Tempat Perlindungan

76x dibaca

Di tengah kegelapan malam, aku melangkah perlahan menuju tempat yang telah kupilih dengan hati-hati. Sebuah tempat yang tersembunyi, jauh dari hiruk-pikuk dunia, tempat perlindungan yang sempurna. Di sana, aku akan bersemedi.

Aku duduk bersila, merapatkan kedua telapak tangan, dan menutup mata. Perlahan, aku menarik napas dalam-dalam, merasakan udara dingin memenuhi paru-paruku, lalu melepaskannya dalam keheningan yang mutlak. Semedi bukan sekadar menenangkan diri. Ini adalah latihan untuk menghentikan seluruh aktivitas tubuh dan pikiran, sampai akhirnya mencapai keheningan yang total. Tidak ada gerakan, tidak ada suara, tidak ada pikiran. Tubuhku seolah telah mati, hanya diam, tanpa bergerak. Seperti orang mati, seluruh inderaku berhenti berfungsi. Kupaksa diriku untuk merangkul ketidakberadaan ini.

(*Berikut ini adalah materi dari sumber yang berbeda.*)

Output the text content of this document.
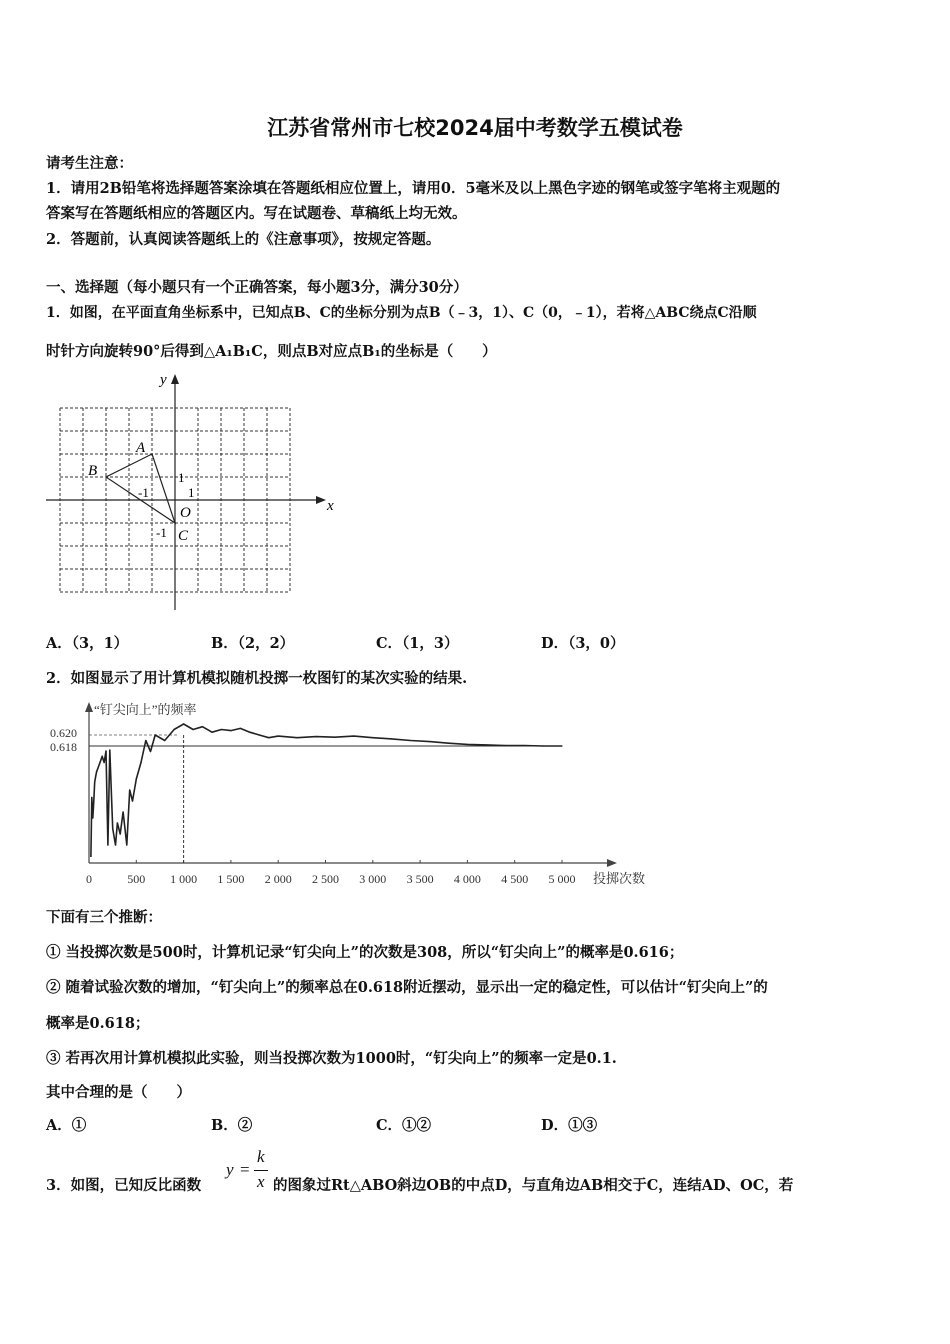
江苏省常州市七校2024届中考数学五模试卷
请考生注意：
1．请用2B铅笔将选择题答案涂填在答题纸相应位置上，请用0．5毫米及以上黑色字迹的钢笔或签字笔将主观题的
答案写在答题纸相应的答题区内。写在试题卷、草稿纸上均无效。
2．答题前，认真阅读答题纸上的《注意事项》，按规定答题。
一、选择题（每小题只有一个正确答案，每小题3分，满分30分）
1．如图，在平面直角坐标系中，已知点B、C的坐标分别为点B（﹣3，1）、C（0，﹣1），若将△ABC绕点C沿顺
时针方向旋转90°后得到△A₁B₁C，则点B对应点B₁的坐标是（　　）
y
x
A
B
O
C
-1	1
1
-1
A．（3，1）	B．（2，2）	C．（1，3）	D．（3，0）
2．如图显示了用计算机模拟随机投掷一枚图钉的某次实验的结果.
“钉尖向上”的频率
投掷次数
0.620
0.618
0	500 1 000 1 500 2 000 2 500 3 000 3 500 4 000 4 500 5 000
下面有三个推断：
① 当投掷次数是500时，计算机记录“钉尖向上”的次数是308，所以“钉尖向上”的概率是0.616；
② 随着试验次数的增加，“钉尖向上”的频率总在0.618附近摆动，显示出一定的稳定性，可以估计“钉尖向上”的
概率是0.618；
③ 若再次用计算机模拟此实验，则当投掷次数为1000时，“钉尖向上”的频率一定是0.1.
其中合理的是（　　）
A．①	B．②	C．①②	D．①③
3．如图，已知反比函数
y =
k
x 的图象过Rt△ABO斜边OB的中点D，与直角边AB相交于C，连结AD、OC，若
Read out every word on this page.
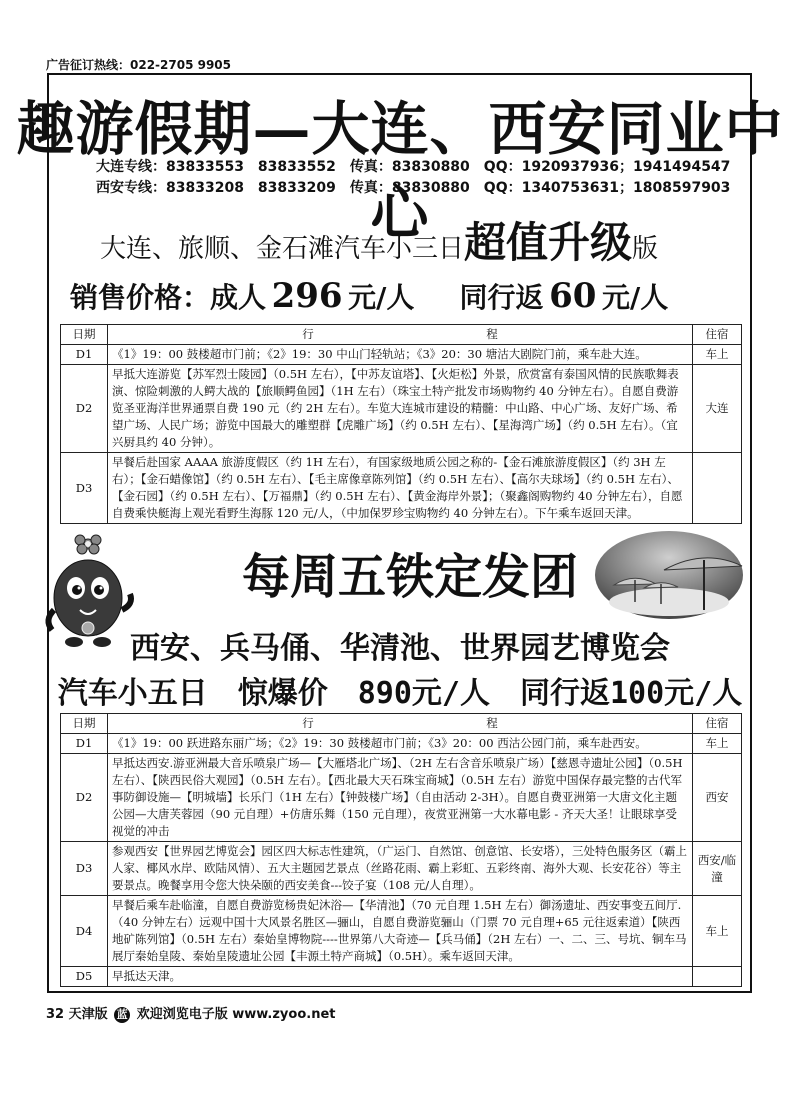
广告征订热线：022-2705 9905
趣游假期—大连、西安同业中心
大连专线：83833553　83833552　传真：83830880　QQ：1920937936；1941494547
西安专线：83833208　83833209　传真：83830880　QQ：1340753631；1808597903
大连、旅顺、金石滩汽车小三日超值升级版
销售价格：成人 296 元/人 同行返 60 元/人
日期	行　　　　　　　　　　　　　　　程	住宿
D1	《1》19：00 鼓楼超市门前；《2》19：30 中山门轻轨站；《3》20：30 塘沽大剧院门前，乘车赴大连。	车上
D2	早抵大连游览【苏军烈士陵园】（0.5H 左右），【中苏友谊塔】、【火炬松】外景，欣赏富有泰国风情的民族歌舞表演、惊险刺激的人鳄大战的【旅顺鳄鱼园】（1H 左右）（珠宝土特产批发市场购物约 40 分钟左右）。自愿自费游览圣亚海洋世界通票自费 190 元（约 2H 左右）。车览大连城市建设的精髓：中山路、中心广场、友好广场、希望广场、人民广场；游览中国最大的雕塑群【虎雕广场】（约 0.5H 左右）、【星海湾广场】（约 0.5H 左右）。（宜兴厨具约 40 分钟）。	大连
D3	早餐后赴国家 AAAA 旅游度假区（约 1H 左右），有国家级地质公园之称的-【金石滩旅游度假区】（约 3H 左右）；【金石蜡像馆】（约 0.5H 左右）、【毛主席像章陈列馆】（约 0.5H 左右）、【高尔夫球场】（约 0.5H 左右）、【金石园】（约 0.5H 左右）、【万福鼎】（约 0.5H 左右）、【黄金海岸外景】；（聚鑫阁购物约 40 分钟左右），自愿自费乘快艇海上观光看野生海豚 120 元/人，（中加保罗珍宝购物约 40 分钟左右）。下午乘车返回天津。	
每周五铁定发团
西安、兵马俑、华清池、世界园艺博览会
汽车小五日　惊爆价　890元/人　同行返100元/人
日期	行　　　　　　　　　　　　　　　程	住宿
D1	《1》19：00 跃进路东丽广场；《2》19：30 鼓楼超市门前；《3》20：00 西沽公园门前，乘车赴西安。	车上
D2	早抵达西安.游亚洲最大音乐喷泉广场—【大雁塔北广场】、（2H 左右含音乐喷泉广场）【慈恩寺遗址公园】（0.5H 左右）、【陕西民俗大观园】（0.5H 左右）。【西北最大天石珠宝商城】（0.5H 左右）游览中国保存最完整的古代军事防御设施—【明城墙】长乐门（1H 左右）【钟鼓楼广场】（自由活动 2-3H）。自愿自费亚洲第一大唐文化主题公园—大唐芙蓉园（90 元自理）+仿唐乐舞（150 元自理），夜赏亚洲第一大水幕电影 - 齐天大圣！让眼球享受视觉的冲击	西安
D3	参观西安【世界园艺博览会】园区四大标志性建筑，（广运门、自然馆、创意馆、长安塔），三处特色服务区（霸上人家、椰风水岸、欧陆风情）、五大主题园艺景点（丝路花雨、霸上彩虹、五彩终南、海外大观、长安花谷）等主要景点。晚餐享用令您大快朵颐的西安美食---饺子宴（108 元/人自理）。	西安/临潼
D4	早餐后乘车赴临潼，自愿自费游览杨贵妃沐浴—【华清池】（70 元自理 1.5H 左右）御汤遗址、西安事变五间厅.（40 分钟左右）远观中国十大风景名胜区—骊山，自愿自费游览骊山（门票 70 元自理+65 元往返索道）【陕西地矿陈列馆】（0.5H 左右）秦始皇博物院----世界第八大奇迹—【兵马俑】（2H 左右）一、二、三、号坑、铜车马展厅秦始皇陵、秦始皇陵遗址公园【丰源土特产商城】（0.5H）。乘车返回天津。	车上
D5	早抵达天津。	
32 天津版 蓝 欢迎浏览电子版 www.zyoo.net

Keheningan adalah tujuanku. Aku ingin belajar mati. Bukan mati yang sebenarnya, tentu saja, tetapi kematian dalam arti mematikan segala yang terkait dengan dunia—pikiran, keinginan, bahkan rasa. Di sini, di tempat ini, aku bisa terputus dari segala hal. Ketika aku bersemedi, aku memisahkan diri dari dunia, melepaskan beban beratnya. Dunia penuh kepahitan, penuh gangguan, penuh rasa sakit. Namun di tempat ini, aku terlindung. Aku exit sejenak dari hiruk-pikuk itu.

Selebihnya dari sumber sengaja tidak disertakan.